Sean Penn, acteur engagé sur tous les fronts
CINEMA•Après la guerre en Irak, l'acteur s'attaque aux droits des homosexuels...Sandrine Cochard
Sean Penn est sans doute l’acteur qui incarne le mieux le combat. Sa filmographie est un manifeste contre la peine de mort («La dernière marche»), contre la guerre («Outrages») ou encore contre la société moderne («Into the wild»). Il revient aujourd’hui avec une nouvelle cause à défendre: celle des droits des homosexuels. Dans son dernier film, «Harvey Milk», réalisé par Gus Van Sant, l’acteur incarne en effet cet élu homosexuel du conseil municipal de San Francisco, pionner de la cause homo, qui fut assassiné en 1978. Un rôle qui lui a valu l’Oscar du meilleur acteur, en février dernier.
Enfant des années 1970
Le combat mené par Milk dans les années 1970 reste toujours d’actualité, comme le prouve le récent rejet de la «Proposition 8», qui légalisait le mariage gay. Un vote inacceptable pour l’acteur. «On m'a demandé un jour de dire quelle était la différence entre le luxe et le nécessaire, pour un être humain. Le droit à l'égalité pour tous, y compris les homosexuels, fait évidemment partie du nécessaire», a-t-il déclaré le 22 février en recevant le deuxième Oscar de sa carrière. «C'est pour cette raison que ce droit deviendra une réalité et je pense qu'à sa façon, ce film y participera.»

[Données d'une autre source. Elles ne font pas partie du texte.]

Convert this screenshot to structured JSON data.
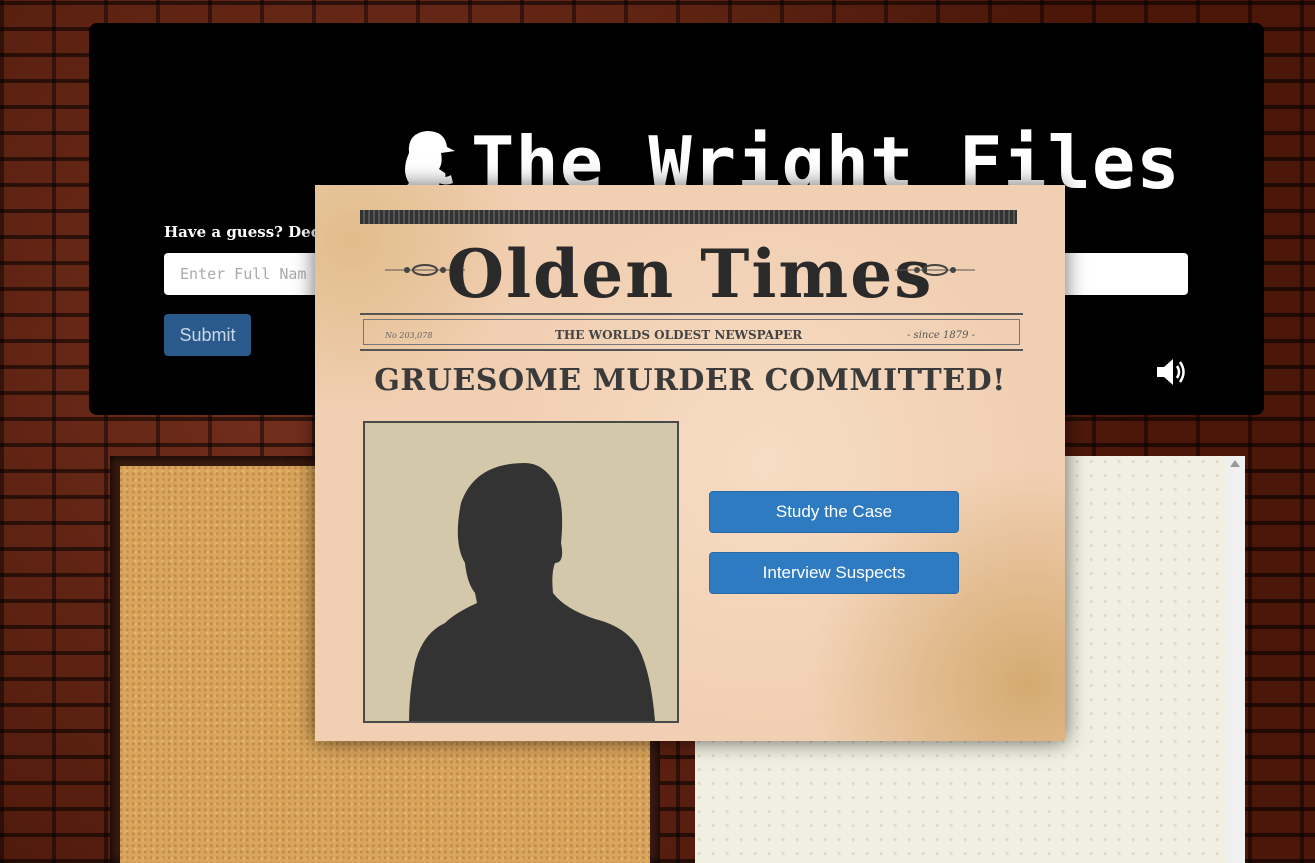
{
  "header": {
    "title": "The Wright Files",
    "guess_label": "Have a guess? Dec",
    "guess_placeholder": "Enter Full Nam",
    "submit_label": "Submit"
  },
  "newspaper": {
    "masthead": "Olden Times",
    "issue": "No 203,078",
    "tagline": "THE WORLDS OLDEST NEWSPAPER",
    "since": "- since 1879 -",
    "headline": "GRUESOME MURDER COMMITTED!",
    "buttons": {
      "study": "Study the Case",
      "interview": "Interview Suspects"
    }
  },
  "icons": {
    "logo": "sherlock-silhouette-icon",
    "sound": "speaker-volume-icon"
  },
  "colors": {
    "header_bg": "#000000",
    "button_blue": "#2f7bc1",
    "submit_blue": "#2a5a8c",
    "newspaper_bg": "#f1cfb2"
  }
}
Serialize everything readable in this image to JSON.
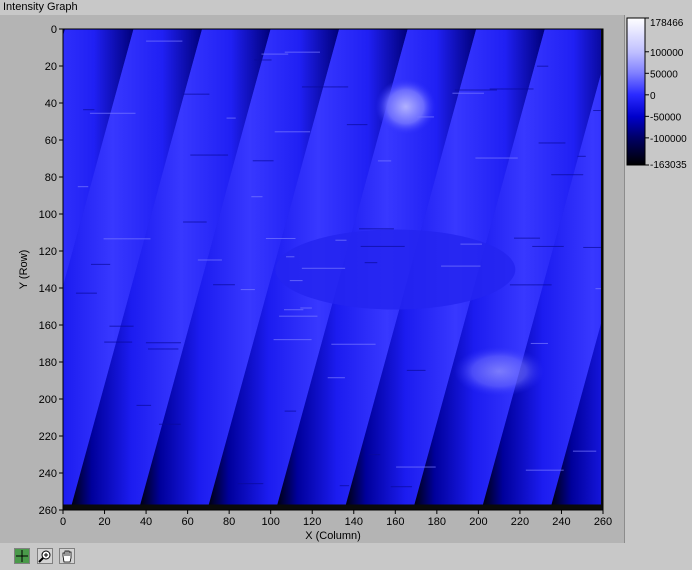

S’il confie avoir peu de souvenirs de l’assassinat de Milk, l’acteur, qui était encore un lycéen californien comme un autre, a baigné dans cette «époque très riche» qu’étaient les années 1970. Il a été forgé par la guerre du Vietnam, par le combat des Afro-Amércains pour les droits civiques et par la déferlante hippie idéaliste. Au point de devenir la nouvelle icône de la conscience américaine, malgré quelques moments de solitude. «Je me suis senti très seul lors de la guerre en Irak, lorsque je m’y suis publiquement opposé a-t-il confié lors de la conférence de presse consacrée à la sortie du film «Harvey Milk». Sur l’homosexualité, le silence n’est, heureusement, pas aussi assourdissant.»
Grande gueule
L’acteur n’a pas peur de dire tout haut ce que certains pensent tout bas, sans craindre de mettre sa carrière en danger. Les huit années d’administration Bush ont été celles durant lesquelles Sean Penn s’est le plus engagé. Le point culminant de son opposition à la politique étrangère du président américain a lieu en juin 2005. L’acteur effectue un séjour à Téhéran à la veille de l'élection de Mahmoud Ahmadinejad, en tant que journaliste pour le «San Francisco Chronicle». Il signe une série de cinq articles dans lesquels il dresse un portrait honnête de l'Iran, loin de l'image stéréotypée véhiculée par les médias américains.
Aujourd’hui, l’acteur est le nouveau héraut de la cause gay. Pourtant, il est venu à interpréter Harvey Milk presque par hasard. «Il n’y a aucune décision militante à la base, l’histoire de Milk comme les aspects fiction du scénario m’ont intéressé, assure-t-il d’un voix posée. Mais au fil du projet je me suis senti investi dans l’histoire de ce personnage, qui trouve de véritables échos contemporains.» L’acteur, que l’on sait lunatique, ne s’est énervé qu’une fois au cours de la conférence de présentation du film. «Je retiens surtout le gâchis de son assassinat quelques années avant l’explosion de l’épidémie de sida. Se rappelle-t-on que le président Reagan n’osait même pas prononcer le mot sida dans ses discours?, s’insurge-t-il. Beaucoup de vies auraient été sauvées si Harvey Milk avait été là car il aurait certainement modifié la politique de santé publique américaine. Lorsqu’il est mort, nous avons perdu bien plus qu’un défenseur des droits homosexuels.» Plus que la conscience de l’Amérique, Sean Penn est définitivement l’incarnation «du cinéma indépendant américain ainsi qu'un certain visage de l'Amérique qu'on aime», selon la formule de Thierry Frémaux, délégué général du Festival de Cannes qui en a fait le président de sa 61e édition, en 2008.